Catalytic and photoelectrochemical performances of Cu–Zn–Sn–Se thin films prepared using selenization of electrodeposited Cu–Zn–Sn metal precursors

Abstract

In this study, Cu2ZnSnSe4 (CZTSe) films are deposited onto the fluorine-doped-tin-oxide-coated glass substrate via the selenization of electrodeposited Cu–Zn–Sn metal precursors in an acidic solution with the applied potential of −0.9 V vs. an Ag/AgCl electrode. X-ray diffraction patterns reveal that the samples are the quaternary tetragonal CZTSe phase. The thicknesses and direct band gaps of the samples are in the ranges of 2.3 to 2.7 μm and 0.95 to 1.02 eV, respectively. All samples are p-type semiconductors with carrier density, mobility and flat-band potential in the ranges of 3.88 × 1017 to 1.37 × 1018 cm−3, 10.31 to 12.6 cm2 V−1 s−1 and −0.01 V to −0.08 V vs.
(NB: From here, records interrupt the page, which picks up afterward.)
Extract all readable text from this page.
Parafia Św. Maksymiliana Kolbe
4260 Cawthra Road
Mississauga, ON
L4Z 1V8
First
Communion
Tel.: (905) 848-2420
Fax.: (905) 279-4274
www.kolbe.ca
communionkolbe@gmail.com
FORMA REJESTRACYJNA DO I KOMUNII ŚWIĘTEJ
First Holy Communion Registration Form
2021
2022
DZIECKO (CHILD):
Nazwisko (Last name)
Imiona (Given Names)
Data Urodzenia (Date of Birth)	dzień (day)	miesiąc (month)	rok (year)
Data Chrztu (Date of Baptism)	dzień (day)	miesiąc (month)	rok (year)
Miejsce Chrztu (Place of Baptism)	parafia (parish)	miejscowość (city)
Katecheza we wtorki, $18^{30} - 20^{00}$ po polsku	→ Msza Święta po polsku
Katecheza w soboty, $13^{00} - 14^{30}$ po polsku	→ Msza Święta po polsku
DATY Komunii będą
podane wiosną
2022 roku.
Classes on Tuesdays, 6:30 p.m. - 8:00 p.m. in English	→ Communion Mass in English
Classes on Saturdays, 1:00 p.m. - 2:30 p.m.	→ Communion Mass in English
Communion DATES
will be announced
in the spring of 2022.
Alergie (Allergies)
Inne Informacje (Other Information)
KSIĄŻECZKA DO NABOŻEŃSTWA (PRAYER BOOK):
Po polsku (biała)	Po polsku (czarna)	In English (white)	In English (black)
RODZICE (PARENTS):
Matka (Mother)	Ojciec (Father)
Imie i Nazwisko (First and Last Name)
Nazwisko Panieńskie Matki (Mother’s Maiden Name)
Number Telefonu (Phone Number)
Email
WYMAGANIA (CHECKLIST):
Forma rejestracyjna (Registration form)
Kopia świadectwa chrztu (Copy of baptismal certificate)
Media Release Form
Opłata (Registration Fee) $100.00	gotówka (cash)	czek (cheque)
Ag/AgCl reference electrode, respectively. The sample with [Cu]/[Zn + Sn] and [Zn]/[Sn] molar ratios of 0.87 and 0.66, respectively, has a maximum photo-enhanced current density of 0.41 mA cm−2 at an applied bias of −0.5 V vs. an Ag/AgCl electrode in 0.5 M H2SO4 solution under illumination. The best photo-conversion efficiency of dye-sensitized solar cells using CZTSe with [Cu]/[Zn + Sn] and [Zn]/[Sn] molar ratios of 0.87 and 0.66, respectively, as the counter electrode was 7.98%. The results show the high quality CZTSe films have potentials in applications of photoelectrochemical water splitting and dye-sensitized solar cells.